IBM was able to grow revenue largely because it posted its smallest sales total since 1987 last year, after it spun out its managed-infrastructure services business known as Kyndryl Holdings Inc.
in late 2021. After topping $60 billion in 2022 sales, IBM executives on Wednesday projected revenue growth in the mid-single digits in 2023. “It’s prudent to expect the low end of the mid-single-digit model,” Kavanaugh said on the call, during which he noted that some of the company’s challenges include a strong dollar and its departure from its Russia business because of the war in Ukraine.
Analysts on average are expecting revenue growth to continue and eventually accelerate. The average analyst estimate for 2023 calls for annual sales of $60.8 billion, according to FactSet, which would be growth of less than 1%. In 2024, though, analysts on average are projecting revenue of $63.38 billion.

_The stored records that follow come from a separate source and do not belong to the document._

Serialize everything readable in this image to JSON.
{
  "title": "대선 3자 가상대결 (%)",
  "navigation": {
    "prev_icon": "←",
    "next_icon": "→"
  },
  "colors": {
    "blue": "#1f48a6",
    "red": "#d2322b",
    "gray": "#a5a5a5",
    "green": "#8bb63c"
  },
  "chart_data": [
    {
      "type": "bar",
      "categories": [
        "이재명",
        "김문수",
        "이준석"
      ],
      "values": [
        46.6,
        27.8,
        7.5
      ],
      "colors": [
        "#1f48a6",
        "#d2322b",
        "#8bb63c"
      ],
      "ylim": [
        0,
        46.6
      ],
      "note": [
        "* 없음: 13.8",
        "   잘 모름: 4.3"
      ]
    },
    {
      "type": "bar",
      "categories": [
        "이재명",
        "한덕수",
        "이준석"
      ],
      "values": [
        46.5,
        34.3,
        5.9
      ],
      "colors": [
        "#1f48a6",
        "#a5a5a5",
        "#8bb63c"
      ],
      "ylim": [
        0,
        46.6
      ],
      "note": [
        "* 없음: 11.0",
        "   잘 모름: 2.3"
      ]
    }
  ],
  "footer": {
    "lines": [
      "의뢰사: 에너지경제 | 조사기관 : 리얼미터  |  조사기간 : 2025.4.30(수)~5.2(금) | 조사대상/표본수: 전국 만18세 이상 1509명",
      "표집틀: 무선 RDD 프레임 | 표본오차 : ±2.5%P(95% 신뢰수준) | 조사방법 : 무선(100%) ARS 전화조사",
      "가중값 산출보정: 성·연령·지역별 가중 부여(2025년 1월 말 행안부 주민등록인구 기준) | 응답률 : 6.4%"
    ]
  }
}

“All three segments of IBM’s business face incremental headwinds in 2023,” Stifel analysts wrote in a preview of IBM’s earnings this week, explaining that the Red Hat software and consulting businesses will likely struggle for growth due to the current slowdown in business spending, while the infrastructure business is about to lap a mainframe refresh that led to healthier growth last year. Still, the analysts maintained a “buy” rating on the stock and increased their target price to $158 from $140. Jefferies analysts wrote in a note Wednesday after IBM’s results were released that “Q4 was solid enough on low expectations,” and that they “like the software strength.”
IBM stock has outperformed the S&P 500 index
in the past 12 months, as well as the Dow Jones Industrial Average
which counts the company as one of its 30 components. IBM stock is up 3.3% in the past year, as the S&P 500 has declined 7.8% and the Dow has dropped 1.6%.